No dia seguinte, enquanto Tandy trabalhava numa esgrima, ele percebeu que a lâmina começava a vibrar mesmo que nada estivesse a tocando. Acontece que o ventilador do laboratório estava emitindo uma frequência ressonante perto dos 18,98 Hz, a mesma frequência ressonante do olho humano.

Ele concluiu que o vulto cinza que tinha visto era, na verdade, uma ilusão de ótica, resultado da frequência ressonante dos seus olhos. O sentimento que ele tinha de ansiedade e medo passou quando ele desligou o ventilador. “Quando eu finalmente o desliguei, foi como se um grande peso saísse de mim”, contou ao Guardian em 2000.

Experimentos

Tandy faleceu em 2005, mas outras pessoas continuaram o seu trabalho. O psicólogo Richard Wiseman e alguns colegas britânicos conduziram um experimento maior com o infrassom em maio de 2003, numa apresentação pública chamada “Infrasonic”. 700 pessoas assistiram a duas performances, onde foram tocadas duas músicas que continham tons críticos de 17 Hz num volume bem no limite da audição humana. (Outras sons comuns serviram como controle, já que a audiência não sabia que as músicas com tons quase infrassônicos estavam tocando.)

O resultado: não foi um banho de evidências concretas – há muitos elementos subjetivos no assunto e os cientistas ainda não têm certeza do porquê o infrassom afetar apenas algumas pessoas – porém 22% da audiência relatou sentimentos de ansiedade, desconfortos, medo, pressão no peito e calafrios.
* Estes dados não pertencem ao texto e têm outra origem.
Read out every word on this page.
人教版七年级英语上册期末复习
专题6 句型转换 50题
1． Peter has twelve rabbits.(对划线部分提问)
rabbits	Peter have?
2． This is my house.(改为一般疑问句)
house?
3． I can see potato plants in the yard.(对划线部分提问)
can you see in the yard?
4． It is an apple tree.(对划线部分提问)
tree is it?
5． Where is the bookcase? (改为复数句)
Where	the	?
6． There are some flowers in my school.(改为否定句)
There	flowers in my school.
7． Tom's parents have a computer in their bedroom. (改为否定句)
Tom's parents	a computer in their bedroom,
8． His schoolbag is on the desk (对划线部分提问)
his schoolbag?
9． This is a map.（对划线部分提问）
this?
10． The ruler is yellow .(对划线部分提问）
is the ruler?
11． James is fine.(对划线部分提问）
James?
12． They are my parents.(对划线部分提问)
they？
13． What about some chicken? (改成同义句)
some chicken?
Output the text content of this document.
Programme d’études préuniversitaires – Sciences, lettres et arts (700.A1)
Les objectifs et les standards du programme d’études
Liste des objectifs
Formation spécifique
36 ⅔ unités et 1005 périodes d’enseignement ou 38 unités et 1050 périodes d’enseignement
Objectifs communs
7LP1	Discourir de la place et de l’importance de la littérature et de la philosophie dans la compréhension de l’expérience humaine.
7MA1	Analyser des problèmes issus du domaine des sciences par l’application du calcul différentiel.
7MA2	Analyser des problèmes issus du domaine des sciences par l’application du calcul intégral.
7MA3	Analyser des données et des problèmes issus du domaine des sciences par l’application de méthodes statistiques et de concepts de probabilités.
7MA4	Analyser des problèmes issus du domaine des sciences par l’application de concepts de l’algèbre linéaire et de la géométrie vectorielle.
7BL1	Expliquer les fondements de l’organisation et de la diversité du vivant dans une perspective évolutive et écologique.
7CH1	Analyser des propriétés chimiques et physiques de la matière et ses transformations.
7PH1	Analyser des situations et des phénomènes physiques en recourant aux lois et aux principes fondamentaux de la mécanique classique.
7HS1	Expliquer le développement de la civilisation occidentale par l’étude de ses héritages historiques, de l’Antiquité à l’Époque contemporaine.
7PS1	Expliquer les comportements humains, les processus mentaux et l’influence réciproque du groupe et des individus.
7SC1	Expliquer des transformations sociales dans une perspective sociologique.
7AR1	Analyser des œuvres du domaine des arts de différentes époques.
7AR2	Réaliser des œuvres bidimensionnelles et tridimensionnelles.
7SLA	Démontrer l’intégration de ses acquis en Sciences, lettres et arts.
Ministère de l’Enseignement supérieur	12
Wiseman disse ao British Association for the Advancement of Science que “os resultados sugerem que sons em baixa frequência podem fazer com que pessoas tenham experiências incomuns, mesmo que elas não consigam perceber conscientemente o infrassom.”

Um experimento em 2008, liderado pelo psicólogo britânico Christopher French, foi ainda mais intrigante. Junto a colegas da University College London, ele construiu uma sala “assombrada” com vários geradores infrassônicos (e fontes de pulsos eletromagnéticos). 79 cidadãos londrinos se voluntariaram para passar algum tempo lá dentro.

“A maior parte das pessoas relatou uma sensação diferente, como uma presença ou tonturas; algumas relataram medo, o que a gente não esperava,” contou Frech à revista Scientific American em 2008. Mas ele não foi muito assertivo nas afirmações de que o infrassom e os campos eletromagnéticos de baixa frequência foram a causa direta desses sentimentos; a sugestionabilidade – disposição de ser influenciado por uma ideia – também parece exercer um papel.

A propósito, o infrassom também está associado com a “brown note”: frequências de som que vão de 5 a 9 Hz e que supostamente fazem as pessoas perder o controle de seus intestinos. Esses rumores surgiram no início do programa espacial americano, quando astronautas relataram efeitos adversos nos testes de vibrações. Estudos seguintes, no entanto, incluindo uma investigação do programa de TV Os Caçadores de Mitos em 2005, não revelaram nenhum desses efeitos.